Garden/ing: the Derridean slash places the relationship between stable noun and fluctuating verb in suspended chaos. It remains Sonoda’s finest work, but her recent videos have continued this exploration of the formal relationships between motion and stillness, and what happens when the digital image is broken down into its constitutive parts and then reassembled under different conditions. In this respect, Sonoda picks up on the original questions of motion study that preoccupied the first generation of so-called structural filmmakers (Snow, Jacobs, Frampton, Gehr), resituating them in the digital era. Landscape, semi-surround (2009) takes as its subject one of the classic tropes of early cinema—the train voyage—and breaks it apart into a mobile grid. The first part of the video consists of slightly slowed-down, halting footage out the compartment window. (As with Garden/ing, we see Sonoda’s silhouette here and there, operating the camera.) Then we retire to the clean white space of the art gallery, where a wall shot is composed in a kind of super-shallow diorama, just the wall with a bit of jutting parquet flooring at the bottom of the screen.
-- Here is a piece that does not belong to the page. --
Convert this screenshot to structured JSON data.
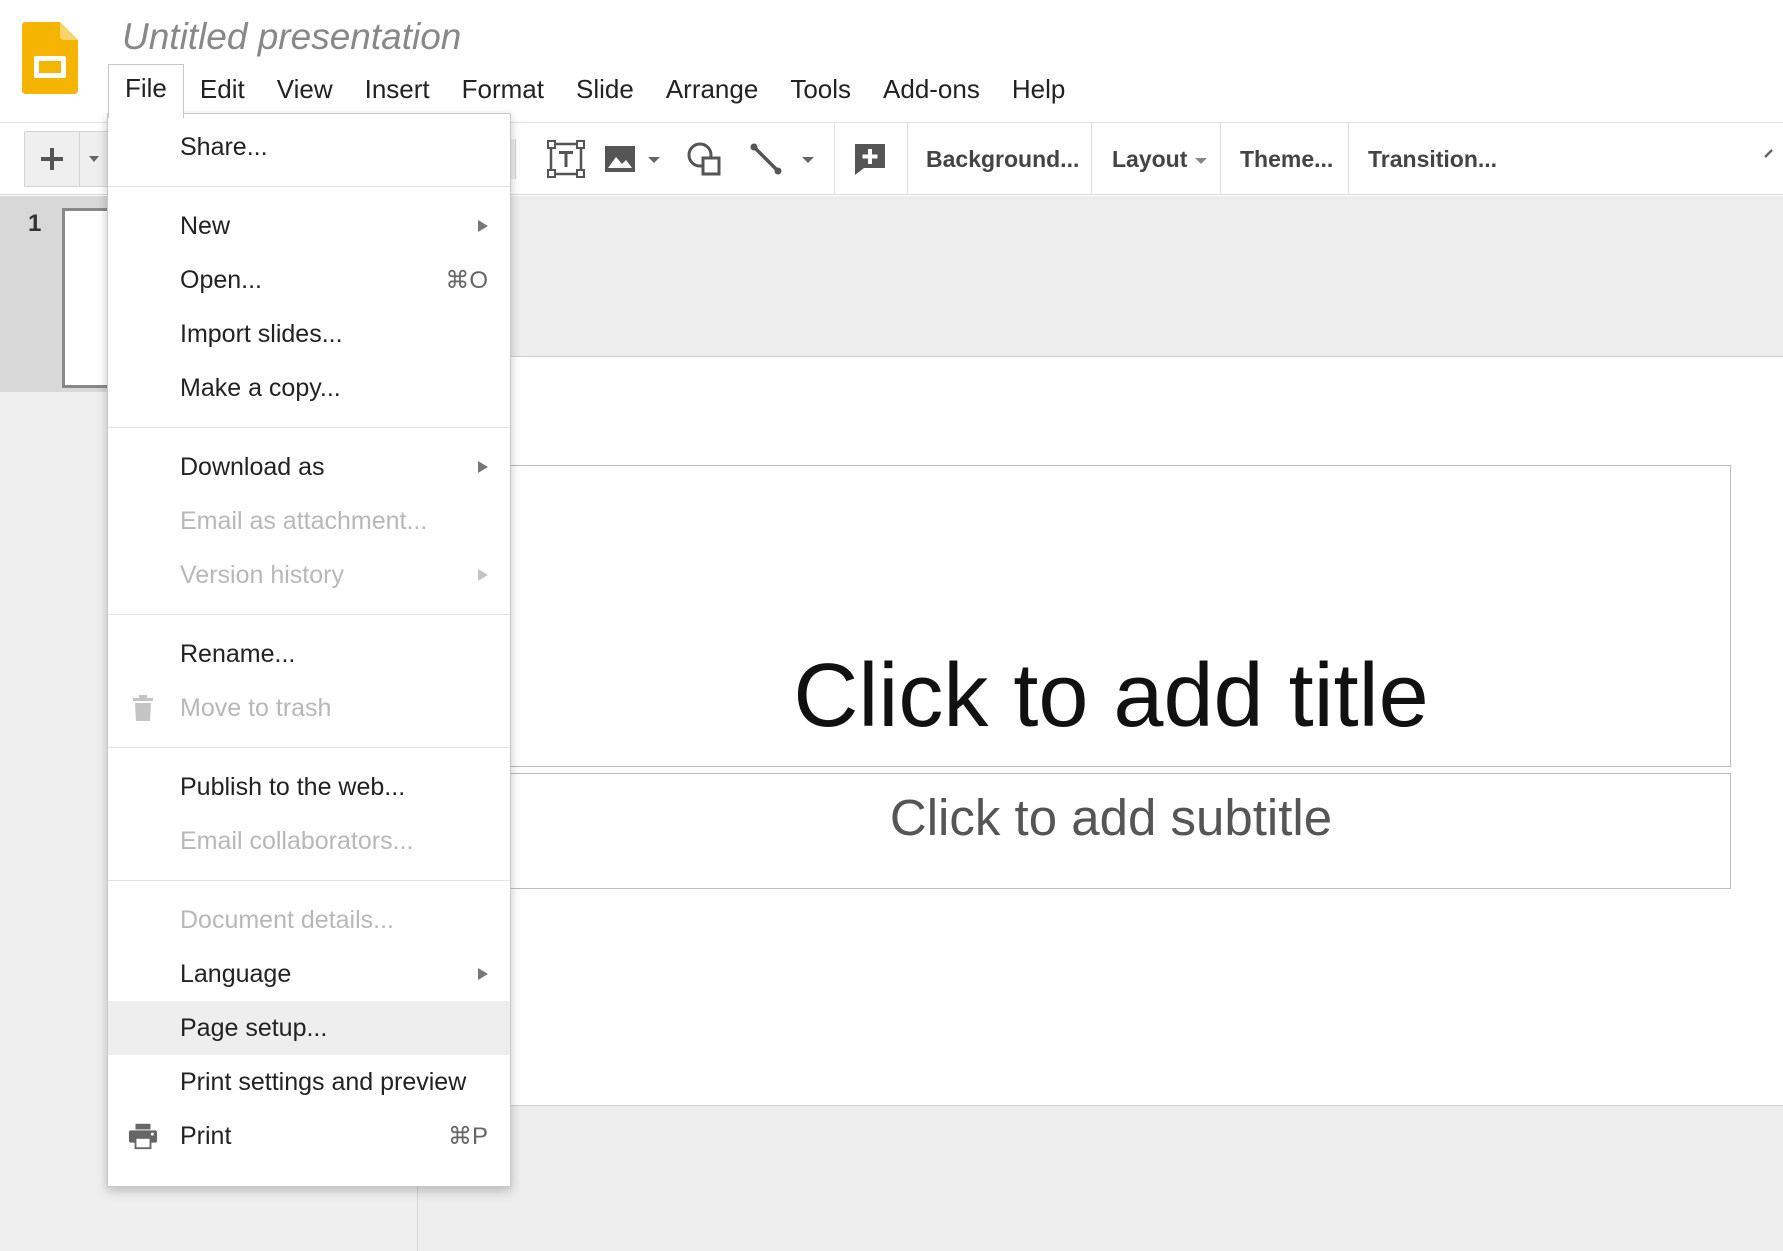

At this point, the wall is covered by large photographs in a 4×4 grid. These are images from the train video, and Sonoda is animating them in sequence, essentially “replaying” the short video passage across the wall, in sequence, on the 12 paper “monitors.” She plays with speed, rhythm, and eventually introduces photo-only effects such as a thin, distorting gesso wash. The grid-disphasure video recalls certain similar experimental film and video work (by Peter Rose and Gregg Biermann in particular) with the proviso that Sonoda’s work (again, like Snow’s) is not multimedia but mixed media, bringing photography, digital video, and even drawing into the purview of a single piece. In fact, her latest work, Space is the Place, uses video to add a specific time dimension to what is essentially a work of minimalist installation. Once again shooting a gallery space, this time at the corner, Sonoda covers most of the white walls with moving pieces of white paper, travelling across the space in a left-to-right grid pattern. Interrupting this expanse, mostly along the bottom but occasionally peeking out from the top, are images of beige hardwood gallery flooring (with a slightly lighter finish than the gallery floor itself), forming triangles that bob up and down from the base of the wall like toy sailboats in a bathtub.
In time, these triangles rotate, invert, and even break apart into kaleidoscopic geometrical static. Sonoda’s work is still resolutely “in” video, but is more directly connected to artwork that engages with the gallery/museum space as its own subject (the Asher/Lewitt/Smithson line). And, just to prove that nobody’s got her number, Sonoda has also recently produced Kodomo (a child) (2010), a piece of straight-up, image-driven video art in the Bill Viola mode, a tape that explores forest spaces, natural light, and concludes with a three-minute shot of a spider struggling and failing to consume a butterfly caught in its web. Most artists, still stuck in the Romantic mode, would undoubtedly identify with the butterfly, but I tend to think Sonoda is the diligent weaver, installing delicate eye-traps in a nondescript corner and waiting to see what happens next.